We the people (as they like to say across the pond) do not need to have a say on every detail – that’s what MPs are paid to do. We do, however, need to have a sense of collective ownership of a process that will, after all, impact our children and grandchildren more than ourselves, hopefully (but not inevitably) for the better.
The other thing our leaders must do in the lead-up to Brexit, is to avoid any expressions of elitism.
The Brexit vote was a product of a number of factors, some social, others economic and even emotional. One of those was an anti-establishment feeling; a sense that the governing classes were ignoring the needs of the people who had elected them.
This same “out-of-touch” viewpoint was boosted by the MPs expenses scandal of a decade ago. It now affects other major institutions in British society, including the courts, the police, business and the media. Since the great recession, it has contributed to a general trust deficit which casts a shadow at times over almost every foundational British institution.
Arguably, the EU did not help itself win favour prior to (and following) the Brexit vote. In recent decades, the EU has time and again over-stepped the mark where national sensibilities – if not sovereignty – are concerned. Its top layer has behaved with an attitude of exclusion.
Some of its most outspoken leaders have pushed not only an openly federalist agenda. This despite the fact that federalism was never a major plank of the Union for which member states signed up.
“Ever closer union” has long featured in EU and EEC documents, but has never been clearly defined in any official way. Yet from their personal pronouncements, we can see that some career EU leaders want it to mean “European empire”.
Going into the referendum, many Europhiles within the UK – myself included – considered ever closer union to be a good thing if it meant a close-knit trading group of interdependent nation-states. But we were less enthusiastic about an ever closer political union, with largely unelected bureaucrats at its apex.
The EU has sometimes brazenly ignored the results of national referenda on new treaties. It has clumsily sidestepped rejection using technicalities. The EU has had its fair share of successes – most notably in promoting internal travel, dialogue, trade, security and above all peace. These should not be underappreciated – especially the last.
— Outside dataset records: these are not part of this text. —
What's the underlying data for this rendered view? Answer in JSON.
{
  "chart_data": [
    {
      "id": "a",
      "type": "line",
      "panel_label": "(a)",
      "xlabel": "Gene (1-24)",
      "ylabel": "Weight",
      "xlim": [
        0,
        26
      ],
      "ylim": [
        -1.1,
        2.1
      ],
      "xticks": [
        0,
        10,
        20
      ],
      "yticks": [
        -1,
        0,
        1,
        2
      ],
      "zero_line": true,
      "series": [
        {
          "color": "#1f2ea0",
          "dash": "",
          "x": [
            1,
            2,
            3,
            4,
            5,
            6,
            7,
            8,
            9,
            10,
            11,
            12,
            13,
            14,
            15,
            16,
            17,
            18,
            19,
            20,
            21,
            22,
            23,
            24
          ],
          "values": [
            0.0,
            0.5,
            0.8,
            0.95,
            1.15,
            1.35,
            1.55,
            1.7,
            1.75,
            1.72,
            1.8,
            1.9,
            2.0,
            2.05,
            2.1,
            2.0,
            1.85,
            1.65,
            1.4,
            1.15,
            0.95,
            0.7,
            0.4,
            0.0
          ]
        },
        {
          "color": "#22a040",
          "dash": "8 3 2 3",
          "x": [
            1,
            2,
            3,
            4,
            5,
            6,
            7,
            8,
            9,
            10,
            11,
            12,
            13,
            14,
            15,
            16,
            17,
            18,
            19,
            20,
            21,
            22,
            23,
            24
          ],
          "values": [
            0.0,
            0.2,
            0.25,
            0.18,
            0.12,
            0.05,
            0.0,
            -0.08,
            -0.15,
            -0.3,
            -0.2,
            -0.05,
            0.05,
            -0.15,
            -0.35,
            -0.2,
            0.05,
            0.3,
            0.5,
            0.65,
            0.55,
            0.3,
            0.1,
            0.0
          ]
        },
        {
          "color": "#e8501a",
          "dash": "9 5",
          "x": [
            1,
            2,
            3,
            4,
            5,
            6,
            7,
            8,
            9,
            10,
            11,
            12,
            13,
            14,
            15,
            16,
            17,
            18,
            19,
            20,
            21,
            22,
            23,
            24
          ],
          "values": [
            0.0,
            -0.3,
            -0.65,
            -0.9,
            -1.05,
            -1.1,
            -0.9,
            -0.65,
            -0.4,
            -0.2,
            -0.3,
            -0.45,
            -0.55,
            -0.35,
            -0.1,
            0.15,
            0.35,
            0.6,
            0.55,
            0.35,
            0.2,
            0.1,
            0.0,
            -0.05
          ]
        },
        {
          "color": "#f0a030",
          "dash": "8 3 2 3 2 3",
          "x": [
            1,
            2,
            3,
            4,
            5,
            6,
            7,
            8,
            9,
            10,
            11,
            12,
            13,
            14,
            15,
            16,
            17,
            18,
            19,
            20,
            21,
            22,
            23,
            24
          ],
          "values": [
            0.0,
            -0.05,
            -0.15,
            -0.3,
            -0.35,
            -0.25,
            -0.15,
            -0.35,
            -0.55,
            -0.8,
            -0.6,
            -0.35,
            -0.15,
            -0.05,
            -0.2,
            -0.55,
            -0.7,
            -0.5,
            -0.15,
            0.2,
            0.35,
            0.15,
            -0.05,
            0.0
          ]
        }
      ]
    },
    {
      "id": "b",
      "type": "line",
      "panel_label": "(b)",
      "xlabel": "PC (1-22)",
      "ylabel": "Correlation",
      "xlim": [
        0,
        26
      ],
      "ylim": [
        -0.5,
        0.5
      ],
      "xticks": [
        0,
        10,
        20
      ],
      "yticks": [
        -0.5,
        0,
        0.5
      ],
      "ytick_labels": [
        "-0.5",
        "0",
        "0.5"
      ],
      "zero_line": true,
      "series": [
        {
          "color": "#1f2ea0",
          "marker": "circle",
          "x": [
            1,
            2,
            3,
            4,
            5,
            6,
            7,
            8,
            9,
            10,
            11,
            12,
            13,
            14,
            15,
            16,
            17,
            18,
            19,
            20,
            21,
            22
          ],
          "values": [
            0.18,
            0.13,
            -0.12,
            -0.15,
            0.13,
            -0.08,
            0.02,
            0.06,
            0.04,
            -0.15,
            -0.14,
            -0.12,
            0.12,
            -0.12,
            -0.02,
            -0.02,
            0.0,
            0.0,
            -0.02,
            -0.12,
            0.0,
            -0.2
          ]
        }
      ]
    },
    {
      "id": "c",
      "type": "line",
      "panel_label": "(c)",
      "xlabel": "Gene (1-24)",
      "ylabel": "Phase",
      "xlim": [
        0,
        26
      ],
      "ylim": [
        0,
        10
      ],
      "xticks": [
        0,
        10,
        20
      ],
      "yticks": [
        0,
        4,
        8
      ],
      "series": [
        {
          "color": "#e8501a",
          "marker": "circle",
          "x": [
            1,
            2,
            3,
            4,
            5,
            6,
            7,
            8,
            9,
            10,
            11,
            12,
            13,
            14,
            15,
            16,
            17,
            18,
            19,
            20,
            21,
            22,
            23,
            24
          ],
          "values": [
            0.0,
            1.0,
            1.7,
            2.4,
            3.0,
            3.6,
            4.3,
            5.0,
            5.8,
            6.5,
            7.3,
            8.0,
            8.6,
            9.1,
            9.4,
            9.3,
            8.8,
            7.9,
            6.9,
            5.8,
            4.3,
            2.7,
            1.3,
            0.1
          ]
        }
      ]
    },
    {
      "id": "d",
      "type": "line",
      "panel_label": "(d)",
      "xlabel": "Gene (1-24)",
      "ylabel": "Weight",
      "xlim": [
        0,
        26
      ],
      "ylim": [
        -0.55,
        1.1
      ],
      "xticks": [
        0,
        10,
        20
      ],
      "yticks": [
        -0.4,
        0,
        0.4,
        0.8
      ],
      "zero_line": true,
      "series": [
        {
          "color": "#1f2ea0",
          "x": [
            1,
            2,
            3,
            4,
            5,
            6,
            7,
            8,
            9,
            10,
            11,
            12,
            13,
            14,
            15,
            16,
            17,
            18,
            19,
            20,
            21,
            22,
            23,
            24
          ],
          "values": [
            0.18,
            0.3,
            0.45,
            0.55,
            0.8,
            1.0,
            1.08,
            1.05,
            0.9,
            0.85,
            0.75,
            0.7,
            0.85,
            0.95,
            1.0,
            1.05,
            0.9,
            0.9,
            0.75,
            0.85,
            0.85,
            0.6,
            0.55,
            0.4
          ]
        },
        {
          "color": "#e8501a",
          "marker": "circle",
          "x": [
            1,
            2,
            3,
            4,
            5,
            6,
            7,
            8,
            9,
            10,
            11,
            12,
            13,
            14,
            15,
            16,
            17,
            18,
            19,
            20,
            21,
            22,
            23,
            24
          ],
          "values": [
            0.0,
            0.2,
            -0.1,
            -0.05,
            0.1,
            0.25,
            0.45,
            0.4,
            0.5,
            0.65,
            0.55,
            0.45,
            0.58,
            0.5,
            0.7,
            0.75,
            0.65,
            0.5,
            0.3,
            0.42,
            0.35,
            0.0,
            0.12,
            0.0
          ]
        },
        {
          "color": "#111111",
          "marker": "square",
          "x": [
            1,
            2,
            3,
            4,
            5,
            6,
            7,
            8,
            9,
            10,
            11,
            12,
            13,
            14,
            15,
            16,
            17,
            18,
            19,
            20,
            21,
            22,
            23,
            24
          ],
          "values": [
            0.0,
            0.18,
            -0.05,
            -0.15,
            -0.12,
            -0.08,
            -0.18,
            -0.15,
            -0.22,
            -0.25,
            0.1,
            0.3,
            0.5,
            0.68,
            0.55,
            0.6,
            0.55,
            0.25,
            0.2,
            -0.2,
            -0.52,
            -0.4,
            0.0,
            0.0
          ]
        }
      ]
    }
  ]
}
Most recently, though, it has shown arrogance in its initial handling of the migration question and in its efforts to solve common problems through elitist back-channel tactics. Angela Merkel’s negotiations with Turkey, for example, were well intentioned, but they were perceived by some citizens in the EU as unrepresentative and unsupportable.
During the UK’s referendum, this perceived arrogance made it hard for some friends of the EU to make a case in its defence.
If Britain’s domestic politicos are to navigate the choppy waters of Brexit, they will need to shape negotiation positions that are inclusive in tone and intent, while not vague in terms of strategic goals.
They will need to promote friendship with the EU and an ongoing commitment to the common good for Europe as a whole, refusing to see negotiation as a zero-sum, winner-takes-all game.
They must do this, though, without backing down on bottom-line negotiating positions. There must be none of Barack Obama’s talk of “red-lines”, which turn out to be nothing more than pink smudges.
In the immediate wake of the Brexit vote, I reflected that the British spirit of pluck in times of deep uncertainty has become legendary. The UK’s ability to produce highly creative entrepreneurs, inventors and disruptive thinkers has earned kudos the world over. It’s high time those qualities were embodied in and projected by the nation’s leaders.
Our government will need to promote unity, but it cannot please everyone – and it shouldn’t waste time trying. Mrs. May shows signs of being up to the task. Let’s hope her Cabinet, Party and Parliamentary colleagues will also rise to the occasion and inspire us, as one diverse yet cohesive nation, to do the same.